Does this strike anyone else as unacceptable, irresponsible even?
Mayor Jim Boult, himself a well-documented cheerleader of airport expansion in Wanaka, has recently confirmed in the media that he ‘‘will not comment’’ on anything discussed publicly by the Wanaka Stakeholders Group, a group which now represents 3500 people, mainly based in the Upper Clutha, which oppose jets into Wanaka.
So if the mayor of a district won’t even meaningfully engage with a group representing a huge number of ratepayers deeply concerned about a complex issue, what hope is there for ‘‘consultation’’ or even the notion of taking the community’s wishes into account?

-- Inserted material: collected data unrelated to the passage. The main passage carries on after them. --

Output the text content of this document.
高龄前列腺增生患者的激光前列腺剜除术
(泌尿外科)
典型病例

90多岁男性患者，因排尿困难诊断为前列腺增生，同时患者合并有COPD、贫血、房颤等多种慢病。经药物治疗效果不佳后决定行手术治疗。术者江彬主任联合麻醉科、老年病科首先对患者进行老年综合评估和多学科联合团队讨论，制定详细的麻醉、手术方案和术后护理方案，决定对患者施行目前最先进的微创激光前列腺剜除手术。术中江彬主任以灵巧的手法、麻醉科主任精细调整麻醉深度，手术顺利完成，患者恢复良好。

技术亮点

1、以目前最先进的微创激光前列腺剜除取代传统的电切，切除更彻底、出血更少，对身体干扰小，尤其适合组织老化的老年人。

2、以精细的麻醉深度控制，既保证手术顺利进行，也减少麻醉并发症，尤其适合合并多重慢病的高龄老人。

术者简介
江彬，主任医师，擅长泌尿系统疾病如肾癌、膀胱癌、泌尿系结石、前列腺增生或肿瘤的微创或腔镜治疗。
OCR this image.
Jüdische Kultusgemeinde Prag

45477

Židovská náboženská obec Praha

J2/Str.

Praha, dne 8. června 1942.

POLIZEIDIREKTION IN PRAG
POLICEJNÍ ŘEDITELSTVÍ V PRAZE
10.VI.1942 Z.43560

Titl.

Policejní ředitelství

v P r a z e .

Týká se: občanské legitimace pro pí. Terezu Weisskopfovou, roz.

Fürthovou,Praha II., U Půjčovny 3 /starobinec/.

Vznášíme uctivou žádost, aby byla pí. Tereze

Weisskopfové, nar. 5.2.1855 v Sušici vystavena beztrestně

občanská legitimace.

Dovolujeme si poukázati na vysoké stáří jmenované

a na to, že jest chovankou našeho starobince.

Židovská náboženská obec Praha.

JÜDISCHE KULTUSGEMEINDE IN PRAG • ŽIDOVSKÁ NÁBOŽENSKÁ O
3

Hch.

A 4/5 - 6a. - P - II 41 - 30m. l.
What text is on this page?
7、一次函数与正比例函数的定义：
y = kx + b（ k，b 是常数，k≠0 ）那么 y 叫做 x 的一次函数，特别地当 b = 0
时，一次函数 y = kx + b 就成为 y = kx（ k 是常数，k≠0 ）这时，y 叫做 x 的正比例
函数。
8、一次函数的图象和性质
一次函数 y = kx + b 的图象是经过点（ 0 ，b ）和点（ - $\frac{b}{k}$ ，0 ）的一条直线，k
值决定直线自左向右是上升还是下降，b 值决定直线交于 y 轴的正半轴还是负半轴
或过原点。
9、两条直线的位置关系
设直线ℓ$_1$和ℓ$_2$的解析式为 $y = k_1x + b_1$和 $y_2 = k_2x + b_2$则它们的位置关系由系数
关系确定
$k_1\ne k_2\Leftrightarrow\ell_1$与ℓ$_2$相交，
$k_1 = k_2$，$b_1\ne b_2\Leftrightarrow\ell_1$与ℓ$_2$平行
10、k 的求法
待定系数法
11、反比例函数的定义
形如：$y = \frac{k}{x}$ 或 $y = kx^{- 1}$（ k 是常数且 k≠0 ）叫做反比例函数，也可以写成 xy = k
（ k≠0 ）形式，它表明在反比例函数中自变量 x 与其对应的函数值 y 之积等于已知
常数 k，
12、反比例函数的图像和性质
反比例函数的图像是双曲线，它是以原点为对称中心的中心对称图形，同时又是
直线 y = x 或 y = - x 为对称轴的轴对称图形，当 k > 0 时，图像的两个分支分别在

Many Upper Clutha ratepayers were surprised by the real cost of such lack of consultation. An additional $2.7million dollars of ratepayers’ money has been committed to upgrades to Project Pure which move the upgrades away from QAC’s proposed jet runway. Despite many official requests for the detail, they only came to light after the council published them in a report. This $2.7million is just the tip of a very large, jet-fuelled iceberg.
Consultation aside, by far the biggest elephant in the room is climate change and the impact that carbon emissions from jets in Central Otago will have. Ironically, the QLDC and QAC have both confirmed their commitment to minimising the impacts of climate change. But for the QLDC, this translates to things like introducing a fleet of electric vehicles and better recycling. For QAC this means energy efficient buildings and reducing waste. But neither organisation has stared the elephant directly in the face: if we build airports, if we double or triple jet traffic in and out of our district in the next 20 years, what will that do for emissions?
Even ignoring the massive carbon footprint of building a jet airport, the ongoing impact of jets is breathtaking. The science is straightforward, and the answers are available, but both organisations — and presumably also their counterparts at CIAL who are planning jets for Tarras — are avoiding going down that rabbit hole. That’s because the emissions from a busy little airport the size of Queenstown (pre-Covid-19) are significant and shocking.
Add a new $400million jet airport in Wanaka and the projected passenger movements which QAC has very publicly shared, and you can double those emissions. Then factor in an airport at Tarras, perhaps even bigger than Queenstown, and you are talking very difficult numbers in the context of climate change.
This conversation about our future is one which none of us can afford to ignore. Whether international borders open next year or next decade, this conversation, and what we decide to do as a region, will have long-lasting impacts on the place our children and grandchildren call home.
- Mark Sinclair has lived in Wanaka for 18 years, works in corporate and digital communications and is deputy chairman of Wanaka Stakeholders Group Inc.